Sometimes the Abyss Stares Back

Astronomers have produced the largest, most comprehensive ‘history book’ of galaxies in the Universe, using 16 years’ worth of observations from the NASA/ESA Hubble Space Telescope. The endeavor is called the Hubble Legacy Field. The image, a combination of nearly 7,500 separate Hubble exposures, contains roughly 265,000 galaxies and stretch back through 13.3 billion years of time to just 500 million years after the Universe’s birth in the Big Bang.

Pictured: EVERYTHING

The Hubble Legacy Field combines observations taken by several Hubble deep-field surveys. In 1995, the Hubble Deep Field captured several thousand previously unseen galaxies. The subsequent Hubble Ultra Deep Field from 2004 revealed nearly 10,000 galaxies in a single image. The 2012 Hubble eXtreme Deep Field was assembled by combining ten years of Hubble observations taken of a patch of sky within the original Hubble Ultra Deep Field.

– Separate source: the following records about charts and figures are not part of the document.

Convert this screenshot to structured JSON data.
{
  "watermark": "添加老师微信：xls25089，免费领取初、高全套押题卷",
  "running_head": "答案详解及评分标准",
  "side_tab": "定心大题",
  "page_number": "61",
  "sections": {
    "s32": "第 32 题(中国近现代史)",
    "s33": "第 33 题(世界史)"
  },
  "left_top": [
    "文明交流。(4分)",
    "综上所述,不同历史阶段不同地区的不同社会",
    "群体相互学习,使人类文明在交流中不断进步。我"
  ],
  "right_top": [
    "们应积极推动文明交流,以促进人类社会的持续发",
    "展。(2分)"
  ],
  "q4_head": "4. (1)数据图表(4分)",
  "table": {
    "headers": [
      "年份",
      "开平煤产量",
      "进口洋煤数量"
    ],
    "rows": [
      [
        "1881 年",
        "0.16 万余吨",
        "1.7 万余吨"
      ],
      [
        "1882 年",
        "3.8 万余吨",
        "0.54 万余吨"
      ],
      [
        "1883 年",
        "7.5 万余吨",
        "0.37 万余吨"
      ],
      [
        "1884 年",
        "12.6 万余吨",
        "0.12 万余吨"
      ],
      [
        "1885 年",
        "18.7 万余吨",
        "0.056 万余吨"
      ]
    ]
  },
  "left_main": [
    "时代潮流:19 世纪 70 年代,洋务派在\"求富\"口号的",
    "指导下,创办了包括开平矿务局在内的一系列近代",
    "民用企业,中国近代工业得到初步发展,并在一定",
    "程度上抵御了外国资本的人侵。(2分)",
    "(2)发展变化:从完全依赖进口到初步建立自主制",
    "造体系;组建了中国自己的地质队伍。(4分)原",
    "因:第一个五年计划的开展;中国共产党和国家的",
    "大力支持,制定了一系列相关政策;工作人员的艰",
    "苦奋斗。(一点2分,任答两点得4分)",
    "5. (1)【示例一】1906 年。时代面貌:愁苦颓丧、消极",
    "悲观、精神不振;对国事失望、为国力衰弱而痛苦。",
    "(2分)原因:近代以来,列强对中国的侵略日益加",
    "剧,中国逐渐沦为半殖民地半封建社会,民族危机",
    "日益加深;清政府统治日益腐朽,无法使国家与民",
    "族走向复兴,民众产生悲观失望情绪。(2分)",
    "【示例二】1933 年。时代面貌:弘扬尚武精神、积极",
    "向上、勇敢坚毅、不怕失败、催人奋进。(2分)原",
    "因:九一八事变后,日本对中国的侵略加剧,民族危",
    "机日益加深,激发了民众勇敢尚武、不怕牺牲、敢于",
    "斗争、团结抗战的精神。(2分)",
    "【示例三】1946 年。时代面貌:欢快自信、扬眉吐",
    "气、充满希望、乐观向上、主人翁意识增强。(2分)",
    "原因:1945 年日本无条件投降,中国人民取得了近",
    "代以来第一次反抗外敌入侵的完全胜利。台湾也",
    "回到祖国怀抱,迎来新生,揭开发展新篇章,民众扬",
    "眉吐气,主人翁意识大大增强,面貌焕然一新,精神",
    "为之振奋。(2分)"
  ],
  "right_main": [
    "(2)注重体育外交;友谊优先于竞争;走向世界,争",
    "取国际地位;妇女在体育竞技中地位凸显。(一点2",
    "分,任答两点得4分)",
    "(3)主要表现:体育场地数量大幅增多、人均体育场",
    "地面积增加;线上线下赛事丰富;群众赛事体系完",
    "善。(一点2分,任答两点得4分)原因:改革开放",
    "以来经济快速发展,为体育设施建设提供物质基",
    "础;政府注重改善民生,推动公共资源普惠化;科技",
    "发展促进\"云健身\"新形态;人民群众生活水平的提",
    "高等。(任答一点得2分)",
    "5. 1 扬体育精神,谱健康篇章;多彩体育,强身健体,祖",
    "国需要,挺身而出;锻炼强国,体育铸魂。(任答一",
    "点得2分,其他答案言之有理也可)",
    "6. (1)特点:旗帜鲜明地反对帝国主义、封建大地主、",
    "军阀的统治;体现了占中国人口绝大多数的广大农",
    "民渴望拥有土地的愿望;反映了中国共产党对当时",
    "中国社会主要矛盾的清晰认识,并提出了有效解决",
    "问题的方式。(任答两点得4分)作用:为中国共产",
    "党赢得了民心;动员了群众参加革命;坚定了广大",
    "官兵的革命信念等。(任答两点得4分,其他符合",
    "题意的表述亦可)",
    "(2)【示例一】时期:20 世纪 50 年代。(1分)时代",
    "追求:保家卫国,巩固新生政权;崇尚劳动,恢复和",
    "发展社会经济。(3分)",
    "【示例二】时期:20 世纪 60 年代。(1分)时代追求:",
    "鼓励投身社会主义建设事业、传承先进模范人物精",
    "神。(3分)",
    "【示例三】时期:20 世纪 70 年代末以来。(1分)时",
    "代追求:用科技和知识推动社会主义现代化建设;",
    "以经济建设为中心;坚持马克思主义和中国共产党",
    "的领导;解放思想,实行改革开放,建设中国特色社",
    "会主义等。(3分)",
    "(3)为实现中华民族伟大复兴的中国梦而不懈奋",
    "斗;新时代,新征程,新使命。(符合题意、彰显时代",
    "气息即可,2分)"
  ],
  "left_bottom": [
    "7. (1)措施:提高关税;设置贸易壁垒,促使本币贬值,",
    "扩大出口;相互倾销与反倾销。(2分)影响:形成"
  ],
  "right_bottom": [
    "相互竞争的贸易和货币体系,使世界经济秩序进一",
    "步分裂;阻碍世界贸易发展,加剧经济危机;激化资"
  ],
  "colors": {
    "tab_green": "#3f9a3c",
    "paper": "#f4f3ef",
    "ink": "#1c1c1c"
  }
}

The new set of Hubble images, created from nearly 7,500 individual exposures, is the first in a series of Hubble Legacy Field images.

The Immense Heavens

Until now, the Milky Way was believed to be one galaxy in the 2,000 that make up what’s known as the Virgo Supercluster. But as a new three-dimensional star map shows, the Milky Way’s 100 billion stars are actually part of something 100 times bigger: a supercluster of galaxies astronomers have now christened Laniakea, meaning “immense heavens” in Hawaiian.